At St. Andrew’s Episcopal Church in Montevallo, where I serve on the vestry, we recently completed another priest search. A new priest will stand at our altar next month.
Transitions like that carry a quiet weight. You grow accustomed to a particular voice carrying the Eucharistic prayer. You come to recognize the cadence of someone’s pauses, the way they hold silence, the way they lift the bread. The structure of the service remains the same, yet the experience settles differently in you.

In the Episcopal Church, the priest inherits the liturgy. The Book of Common Prayer provides the form. The confession, the prayers, the Eucharist are not improvised. They have been spoken for generations.
It is the same sheet of music, if you will. And yet no two priests ever “play” it the quite same way.
A phrase lands with unexpected gravity. A pause stretches just long enough to let the room breathe. The gestures at the altar carry a slightly different tone. The words remain constant, but the meaning feels newly alive.
Over the past year we have felt that contrast at St. Andrew’s. We said goodbye to one priest, welcomed several supply priests, and now prepare to receive someone new. The differences between each both subtle and significant. Even my children noticed the differences. One of them recently mentioned a small gesture during the Eucharist that stayed with them from a visiting supply priest long after the service ended.

That observation from my son lingered with me. Still rattling around in my head tonight.

George Lucas once said about Star Wars in a DVD bonus feature that “It’s like Poetry … it rhymes.” I have come to see the rhyming patterns he describes everywhere. Life repeats its themes in different settings. I touched on this before when reflecting on WISPA and the idea of covenant and community. The forms change. The underlying patterns remain.
Over the past several months I have had the privilege of spending time with ISP operators in very different contexts. We walked networks in Belzoni. Later, operators came to central Alabama and spent time with us. Just last week I was in South Florida with two seasoned builders whose experience spans decades.
Each visit felt like stepping into another parish.

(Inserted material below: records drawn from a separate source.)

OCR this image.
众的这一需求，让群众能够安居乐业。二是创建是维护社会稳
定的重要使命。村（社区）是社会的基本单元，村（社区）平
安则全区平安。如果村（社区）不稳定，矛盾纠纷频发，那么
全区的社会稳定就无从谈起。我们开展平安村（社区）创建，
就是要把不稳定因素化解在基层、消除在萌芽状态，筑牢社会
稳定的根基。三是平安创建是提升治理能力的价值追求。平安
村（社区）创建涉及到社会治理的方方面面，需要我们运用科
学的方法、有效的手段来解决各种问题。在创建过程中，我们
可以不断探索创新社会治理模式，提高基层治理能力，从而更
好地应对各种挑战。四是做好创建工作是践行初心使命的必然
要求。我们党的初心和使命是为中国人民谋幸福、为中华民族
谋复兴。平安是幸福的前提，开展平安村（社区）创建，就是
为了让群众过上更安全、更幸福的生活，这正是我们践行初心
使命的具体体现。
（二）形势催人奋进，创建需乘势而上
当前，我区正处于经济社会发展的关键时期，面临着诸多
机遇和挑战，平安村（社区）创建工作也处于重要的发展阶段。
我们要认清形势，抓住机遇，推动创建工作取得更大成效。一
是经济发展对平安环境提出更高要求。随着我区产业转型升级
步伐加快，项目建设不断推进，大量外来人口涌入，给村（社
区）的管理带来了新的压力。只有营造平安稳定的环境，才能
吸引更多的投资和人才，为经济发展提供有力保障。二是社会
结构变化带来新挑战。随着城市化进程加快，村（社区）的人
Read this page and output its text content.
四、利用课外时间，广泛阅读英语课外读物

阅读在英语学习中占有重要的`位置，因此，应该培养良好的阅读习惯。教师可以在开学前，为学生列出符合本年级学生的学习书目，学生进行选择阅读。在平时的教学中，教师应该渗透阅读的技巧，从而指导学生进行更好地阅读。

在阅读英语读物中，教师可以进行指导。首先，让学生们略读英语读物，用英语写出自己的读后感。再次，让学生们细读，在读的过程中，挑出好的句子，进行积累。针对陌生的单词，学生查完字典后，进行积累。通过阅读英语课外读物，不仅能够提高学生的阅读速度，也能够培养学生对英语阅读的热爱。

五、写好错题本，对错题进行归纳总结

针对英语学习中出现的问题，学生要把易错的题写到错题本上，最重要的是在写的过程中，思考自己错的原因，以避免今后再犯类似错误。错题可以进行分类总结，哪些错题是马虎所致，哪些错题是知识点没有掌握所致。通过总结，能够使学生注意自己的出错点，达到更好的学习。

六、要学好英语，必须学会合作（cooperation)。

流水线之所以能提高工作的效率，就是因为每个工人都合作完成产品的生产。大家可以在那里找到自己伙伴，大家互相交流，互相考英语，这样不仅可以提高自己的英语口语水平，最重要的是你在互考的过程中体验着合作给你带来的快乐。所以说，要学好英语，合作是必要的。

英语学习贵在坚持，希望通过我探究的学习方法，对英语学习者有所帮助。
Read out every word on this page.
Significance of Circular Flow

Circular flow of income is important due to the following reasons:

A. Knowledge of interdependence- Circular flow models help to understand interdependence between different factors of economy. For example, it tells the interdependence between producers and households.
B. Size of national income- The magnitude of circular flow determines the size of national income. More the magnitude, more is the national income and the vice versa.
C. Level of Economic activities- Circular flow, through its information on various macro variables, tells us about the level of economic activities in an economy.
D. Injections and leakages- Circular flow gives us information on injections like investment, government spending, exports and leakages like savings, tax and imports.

The fundamentals were familiar in every place. Radios on towers. Fiber feeding backhaul. Spectrum carefully managed. Routers moving traffic without fanfare. The same problems we all wrestle with daily.
One operator deploys Tarana. Another fiber. Still another deploys Nokia. Each will tell you they are using the right tools in the toolbox. The equipment choices differ, the architectures vary, the vendor relationships shift. But in the end they are chasing the same thing: reliable connectivity delivered with integrity.

The same business. And yet the culture in each place felt distinct.
Belzoni carried the feel of a network grown alongside its town, each expansion tied to a story. Our guests from Kentucky and Missouri brought the discipline of agricultural country — long rural stretches, weather that tests infrastructure, communities where reputation travels faster than fiber. In South Florida, the rhythm quickened under density and competition, where markets move fast and missteps are costly.
The sheet music was familiar. The tempo was not.
Each operator carried his own cadence, and culture followed.

What struck me was how naturally talk of margin and market share lived alongside talk of neighbors and long memory. These ISP operators understood the numbers, but they also understood the weight of serving a community well. Beneath different markets, vendors, and strategies was the same steady affection for the craft — a love of building something durable, and a love for the people who depend on it.
In the Church, the priest stands in a role that bridges heaven and earth, helping others perceive meaning in what might otherwise seem ordinary. Bread and wine remain what they are, yet through faithful attention they are lifted into something more. Among the ISP operators I have come to know, I see a similar posture. They work with radios and routing tables, yet they speak of towns and families and employees with reverence. They know that packets are not abstractions but homework submitted on time, payroll processed without interruption, conversations carried across distance.
When one of them opens their doors to another builder, there is humility in that gesture. It admits that no one sees the full picture alone, especially in a season shaped by overbuilds, subsidies, and tightening capital. In those visits, perspective widens. A lesson learned in one state reframes a problem in another. The challenges remain familiar, but the insight deepens. There is a kind of communion in that shared understanding.

At St. Andrew’s, communion reminds us that our small parish belongs to a body far larger than Montevallo. We kneel at a modest altar, yet we are joined to a global church stretching across centuries.
Our industry has its own communion. It happens in conference halls, in IXPs, in shop floors and server rooms, in conversations that stretch longer than planned. When we gather with humility, the work feels connected to something larger than individual towers or quarterly metrics.


The priest and the operator of packets share more in common than one might expect. Both deal in invisible realities that shape visible lives. Both operate within inherited forms. Both depend less on novelty than on character.
Tarana or Nokia. Fiber or microwave. Dense urban market or rural delta town. The tools matter. But it’s the culture that shapes the outcome and experience for our customers and employees.
Sometimes standing in another parish allows you to see your own more clearly.
And sometimes walking another network reminds you why you started building in the first place.